As you mentioned it is 5X on each haplotype. But for the adjacent tandem duplication shown in IGV, there are more normal aligned read-pairs for the first tandem duplication.
Flanking inversion is just one case. I want to make nested events by randomly combining the those events supported by VISOR, so that I can produce different types of complex SVs.
Thanks!
Hi @jiadong324,
I'm not sure I completely got your question. You said that you see more "normal" read pairs for the first tandem duplication but from IGV I can just see an increase in coverage for the 2 simulated tandem duplications, as expected. I see that for the first tandem duplication you have few more reads than for the second (the inverted one), but this makes sense as reads are drawn at random for all the region/chromosome specified in BED for SHORtS and this is something that happens in true-to-life duplications.

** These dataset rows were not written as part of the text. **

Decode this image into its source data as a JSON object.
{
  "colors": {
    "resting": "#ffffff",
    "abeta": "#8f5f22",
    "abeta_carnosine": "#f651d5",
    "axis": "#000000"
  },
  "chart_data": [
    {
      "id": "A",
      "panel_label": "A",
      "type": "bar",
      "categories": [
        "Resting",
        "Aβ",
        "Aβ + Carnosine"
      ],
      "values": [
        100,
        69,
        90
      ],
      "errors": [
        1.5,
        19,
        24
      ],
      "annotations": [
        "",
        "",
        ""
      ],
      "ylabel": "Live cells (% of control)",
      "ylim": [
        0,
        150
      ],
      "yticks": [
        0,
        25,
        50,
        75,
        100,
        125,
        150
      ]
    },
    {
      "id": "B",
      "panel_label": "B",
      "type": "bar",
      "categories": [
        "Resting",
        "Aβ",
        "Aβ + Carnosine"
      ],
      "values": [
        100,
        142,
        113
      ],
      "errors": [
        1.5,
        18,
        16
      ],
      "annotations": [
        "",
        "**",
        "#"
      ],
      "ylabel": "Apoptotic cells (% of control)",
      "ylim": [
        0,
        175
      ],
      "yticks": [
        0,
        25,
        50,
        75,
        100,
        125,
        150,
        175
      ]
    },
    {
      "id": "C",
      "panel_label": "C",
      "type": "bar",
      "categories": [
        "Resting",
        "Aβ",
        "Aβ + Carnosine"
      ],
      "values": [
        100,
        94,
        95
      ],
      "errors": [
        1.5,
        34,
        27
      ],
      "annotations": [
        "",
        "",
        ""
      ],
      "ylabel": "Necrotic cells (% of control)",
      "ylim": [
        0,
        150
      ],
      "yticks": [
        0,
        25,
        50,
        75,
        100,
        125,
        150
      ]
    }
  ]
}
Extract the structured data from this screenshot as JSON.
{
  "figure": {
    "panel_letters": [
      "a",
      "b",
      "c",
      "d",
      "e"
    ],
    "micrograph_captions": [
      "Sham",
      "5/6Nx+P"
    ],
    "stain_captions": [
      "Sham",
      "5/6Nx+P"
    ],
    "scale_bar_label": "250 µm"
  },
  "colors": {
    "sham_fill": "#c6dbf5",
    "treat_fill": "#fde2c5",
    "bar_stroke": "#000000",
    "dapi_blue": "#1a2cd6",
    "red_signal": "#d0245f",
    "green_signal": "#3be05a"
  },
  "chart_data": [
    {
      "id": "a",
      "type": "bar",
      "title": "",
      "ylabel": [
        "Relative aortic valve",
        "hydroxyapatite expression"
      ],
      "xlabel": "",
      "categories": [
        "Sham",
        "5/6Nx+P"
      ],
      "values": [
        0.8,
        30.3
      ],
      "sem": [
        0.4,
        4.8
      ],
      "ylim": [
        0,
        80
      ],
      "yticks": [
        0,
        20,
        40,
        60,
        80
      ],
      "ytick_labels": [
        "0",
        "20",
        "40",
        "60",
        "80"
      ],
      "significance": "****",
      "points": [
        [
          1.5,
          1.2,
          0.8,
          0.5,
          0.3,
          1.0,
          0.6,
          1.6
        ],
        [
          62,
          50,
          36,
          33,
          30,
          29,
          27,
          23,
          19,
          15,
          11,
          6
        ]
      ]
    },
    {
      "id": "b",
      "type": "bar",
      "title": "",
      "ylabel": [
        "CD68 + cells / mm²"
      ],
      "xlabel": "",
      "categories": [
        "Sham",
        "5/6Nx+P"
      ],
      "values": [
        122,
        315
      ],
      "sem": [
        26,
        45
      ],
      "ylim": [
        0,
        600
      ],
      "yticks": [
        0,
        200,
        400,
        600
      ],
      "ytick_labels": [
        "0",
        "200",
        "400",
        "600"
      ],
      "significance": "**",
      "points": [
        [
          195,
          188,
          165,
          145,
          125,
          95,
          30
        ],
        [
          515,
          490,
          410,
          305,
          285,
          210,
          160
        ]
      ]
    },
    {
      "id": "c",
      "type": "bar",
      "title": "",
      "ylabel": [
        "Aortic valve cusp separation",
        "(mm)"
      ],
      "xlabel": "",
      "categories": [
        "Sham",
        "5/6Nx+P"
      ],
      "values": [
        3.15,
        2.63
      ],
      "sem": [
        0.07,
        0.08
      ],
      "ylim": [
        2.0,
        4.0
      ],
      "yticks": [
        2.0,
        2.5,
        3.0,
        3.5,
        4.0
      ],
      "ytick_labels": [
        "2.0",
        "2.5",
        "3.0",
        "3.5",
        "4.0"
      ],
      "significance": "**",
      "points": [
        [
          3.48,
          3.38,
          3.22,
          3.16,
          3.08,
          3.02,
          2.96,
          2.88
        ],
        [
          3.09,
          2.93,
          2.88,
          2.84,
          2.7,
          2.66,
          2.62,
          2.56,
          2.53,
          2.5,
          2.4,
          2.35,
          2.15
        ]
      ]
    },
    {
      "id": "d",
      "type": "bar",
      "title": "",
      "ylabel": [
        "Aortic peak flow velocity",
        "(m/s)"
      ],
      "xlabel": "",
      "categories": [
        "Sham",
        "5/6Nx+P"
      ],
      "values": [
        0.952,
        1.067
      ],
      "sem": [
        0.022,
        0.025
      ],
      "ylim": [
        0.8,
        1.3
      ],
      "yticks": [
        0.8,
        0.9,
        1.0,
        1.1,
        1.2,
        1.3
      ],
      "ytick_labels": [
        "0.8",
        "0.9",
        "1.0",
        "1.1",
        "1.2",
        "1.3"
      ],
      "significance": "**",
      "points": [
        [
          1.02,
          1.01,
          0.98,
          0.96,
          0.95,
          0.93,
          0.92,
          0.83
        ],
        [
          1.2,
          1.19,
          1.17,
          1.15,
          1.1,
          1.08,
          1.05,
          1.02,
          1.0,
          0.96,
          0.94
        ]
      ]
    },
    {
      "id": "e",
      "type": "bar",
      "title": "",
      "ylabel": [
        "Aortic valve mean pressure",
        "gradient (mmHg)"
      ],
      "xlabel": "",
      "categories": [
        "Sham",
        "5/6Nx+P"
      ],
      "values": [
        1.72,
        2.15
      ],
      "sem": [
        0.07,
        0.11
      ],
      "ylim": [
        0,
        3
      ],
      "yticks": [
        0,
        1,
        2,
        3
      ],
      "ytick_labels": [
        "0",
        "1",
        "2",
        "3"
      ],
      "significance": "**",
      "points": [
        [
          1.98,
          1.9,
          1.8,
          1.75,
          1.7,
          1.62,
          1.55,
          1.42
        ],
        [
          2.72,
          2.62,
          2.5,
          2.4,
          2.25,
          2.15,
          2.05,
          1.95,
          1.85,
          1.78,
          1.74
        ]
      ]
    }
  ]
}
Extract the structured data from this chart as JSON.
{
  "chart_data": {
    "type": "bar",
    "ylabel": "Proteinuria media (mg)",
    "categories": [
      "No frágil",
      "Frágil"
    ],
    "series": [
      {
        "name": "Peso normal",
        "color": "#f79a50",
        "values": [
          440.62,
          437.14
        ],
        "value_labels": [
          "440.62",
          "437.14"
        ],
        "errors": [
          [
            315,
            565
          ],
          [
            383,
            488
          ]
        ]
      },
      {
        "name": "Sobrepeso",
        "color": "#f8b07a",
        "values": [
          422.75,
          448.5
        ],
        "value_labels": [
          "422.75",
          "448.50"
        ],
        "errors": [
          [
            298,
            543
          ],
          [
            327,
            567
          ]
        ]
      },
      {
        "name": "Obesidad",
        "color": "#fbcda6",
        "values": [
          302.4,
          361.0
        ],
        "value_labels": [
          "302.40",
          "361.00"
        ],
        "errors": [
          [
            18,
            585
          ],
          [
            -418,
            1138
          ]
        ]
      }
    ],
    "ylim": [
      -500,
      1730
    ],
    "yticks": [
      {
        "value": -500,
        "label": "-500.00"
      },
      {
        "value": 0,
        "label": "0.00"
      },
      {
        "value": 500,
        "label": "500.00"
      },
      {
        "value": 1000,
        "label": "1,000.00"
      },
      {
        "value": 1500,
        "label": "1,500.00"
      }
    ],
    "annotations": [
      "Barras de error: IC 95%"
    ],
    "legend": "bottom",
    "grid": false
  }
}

Let me know if I missed something.
Best,
Davide
Hi @davidebolo1993
The simulation is correct if you look at the coverage. My concern is:
For example, if we sequence 10 reads for this region from two haplotypes, ideally 5 reads may sequenced from the SV haplotype. If this is true, then it is expected to have more abnormal read pairs in green (reverse-forward mapping) than observed in the IGV. It looks fine for the second inverted tandem duplication.
Thanks!
Hi @jiadong324,
sorry but there is something I'm still missing. If the second tandem duplication (the inverted one) looks fine, than the first one looks fine as well. Indeed, for a non-inverted tandem duplication, there shouldn't be any abnormal read pair, if I understood correctly what you mean.
Best,
Davide
Hi,
I've done the following steps to simulate: 1) Adding known variants to each chromosome by haplotypes to create .h1.fa and .h2.fa. 2) Adding complex SVs to haplotype one (h1). 3) Using SHoRt to run simulation of coverage 10. Purity and contamination are set to be 100.
Here is one site after simulation, red lines are outer breakpoints of nested events of two adjacent duplication. I write a script to randomly make combinations of these basic events to make nested events as you suggested before.
My question are 1) what is the fraction of simulating short reads from each haplotype? 2) For tandem duplications, the duplicated sequence is directly append after the current sequence. So, from my understanding, two adjacent tandem duplication may not be suitable for the simulation.
Thanks!